Joseph Haydn was an Austrian composer who lived from 1732 to 1809. He had that independence, self-reliance, the tireless genius of an Aries. He had the eagerness for treading new and untried paths. And these characteristics manifested in his life, just as the cheerful, enthusiastic demeanor of an Aries were also apparent.
He and Mozart were very great friends. Haydn had the steadfastness and warmth natural to the fiery Arian, whereas Mozart had the quicksilver personality of the Pisceans.
The crowning achievements of Haydn are his Creation, and The Seasons. In The Seasons, Summer, the chorus sings a hymn to the sun. Fittingly, the Aries composer writes:
The sun ascends, he mounts, he mounts.
He’s near, he comes,
he beams, he shines,
he flames in radiance full in glowing majesty.
Hail, O sun, be hailed.
O source of light and life be hailed.
In laud and praise resounds thy name throughout the world.
Hail, O sun, be hailed.
In laud and praise resounds thy name throughout the world.
Haydn was the translator of misery into joy, of death into life through the son of God. His inspiration The Creation, as in The Seasons, anchors the transition of energies from Father to Son, from Son to Mother, from Mother to Holy Spirit and the return of the Holy Spirit to God.
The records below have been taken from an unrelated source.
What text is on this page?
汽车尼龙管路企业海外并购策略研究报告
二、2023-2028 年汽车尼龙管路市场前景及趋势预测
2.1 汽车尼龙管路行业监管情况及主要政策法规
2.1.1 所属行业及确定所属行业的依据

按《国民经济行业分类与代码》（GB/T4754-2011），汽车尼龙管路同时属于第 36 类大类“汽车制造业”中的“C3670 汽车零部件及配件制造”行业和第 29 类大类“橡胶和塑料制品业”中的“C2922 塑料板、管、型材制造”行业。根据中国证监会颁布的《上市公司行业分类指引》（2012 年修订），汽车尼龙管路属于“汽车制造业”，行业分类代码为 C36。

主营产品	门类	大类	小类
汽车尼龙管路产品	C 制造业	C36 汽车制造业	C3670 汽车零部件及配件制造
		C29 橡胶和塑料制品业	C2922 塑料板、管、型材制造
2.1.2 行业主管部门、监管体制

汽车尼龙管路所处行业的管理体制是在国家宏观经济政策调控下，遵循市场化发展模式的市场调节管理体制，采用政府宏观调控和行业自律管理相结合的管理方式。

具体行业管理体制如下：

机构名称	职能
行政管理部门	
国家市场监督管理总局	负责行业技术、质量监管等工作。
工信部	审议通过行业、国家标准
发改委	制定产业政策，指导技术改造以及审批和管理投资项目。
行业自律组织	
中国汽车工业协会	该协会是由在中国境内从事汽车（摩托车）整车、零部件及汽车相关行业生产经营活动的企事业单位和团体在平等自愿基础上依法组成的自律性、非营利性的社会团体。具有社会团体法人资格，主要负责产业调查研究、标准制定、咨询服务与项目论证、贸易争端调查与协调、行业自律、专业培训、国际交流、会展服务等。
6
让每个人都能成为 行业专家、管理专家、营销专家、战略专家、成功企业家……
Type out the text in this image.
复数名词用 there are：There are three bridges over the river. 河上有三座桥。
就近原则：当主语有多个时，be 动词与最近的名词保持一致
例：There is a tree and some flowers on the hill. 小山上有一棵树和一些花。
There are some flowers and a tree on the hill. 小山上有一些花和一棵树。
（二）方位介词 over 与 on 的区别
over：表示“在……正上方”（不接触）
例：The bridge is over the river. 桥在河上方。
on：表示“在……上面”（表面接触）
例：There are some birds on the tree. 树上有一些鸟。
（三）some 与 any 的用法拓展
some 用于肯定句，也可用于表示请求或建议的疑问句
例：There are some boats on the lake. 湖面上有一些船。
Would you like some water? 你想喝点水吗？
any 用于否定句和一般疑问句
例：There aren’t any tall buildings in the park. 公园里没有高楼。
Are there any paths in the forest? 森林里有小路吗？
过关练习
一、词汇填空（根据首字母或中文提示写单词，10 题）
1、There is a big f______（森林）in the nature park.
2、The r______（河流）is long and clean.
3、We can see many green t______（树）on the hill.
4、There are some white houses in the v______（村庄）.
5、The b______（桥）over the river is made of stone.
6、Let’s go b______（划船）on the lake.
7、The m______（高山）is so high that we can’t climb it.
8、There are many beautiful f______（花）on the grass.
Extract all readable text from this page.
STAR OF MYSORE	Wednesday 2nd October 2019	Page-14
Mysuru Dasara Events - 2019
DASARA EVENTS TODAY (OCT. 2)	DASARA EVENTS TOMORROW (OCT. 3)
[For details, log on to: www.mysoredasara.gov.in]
Karl Geiringer writes of Haydn:
Always experimenting and trying out new devices, eager to learn and to improve, never clinging to tradition out of love for the easy way: these qualities enabled Haydn at the age of nearly seventy to write the great oratories that marked the climax of his creative output.[1]
Haydn achieved the lowering into human dimensions of the Word, thus making the Word, through music, the Word incarnate.
Sources
Elizabeth Clare Prophet, October 7, 1973.
- ↑ Karl Geiringer, Haydn: A Creative Life in Music (New York: W. W. Norton, 1946), pp. 321–22.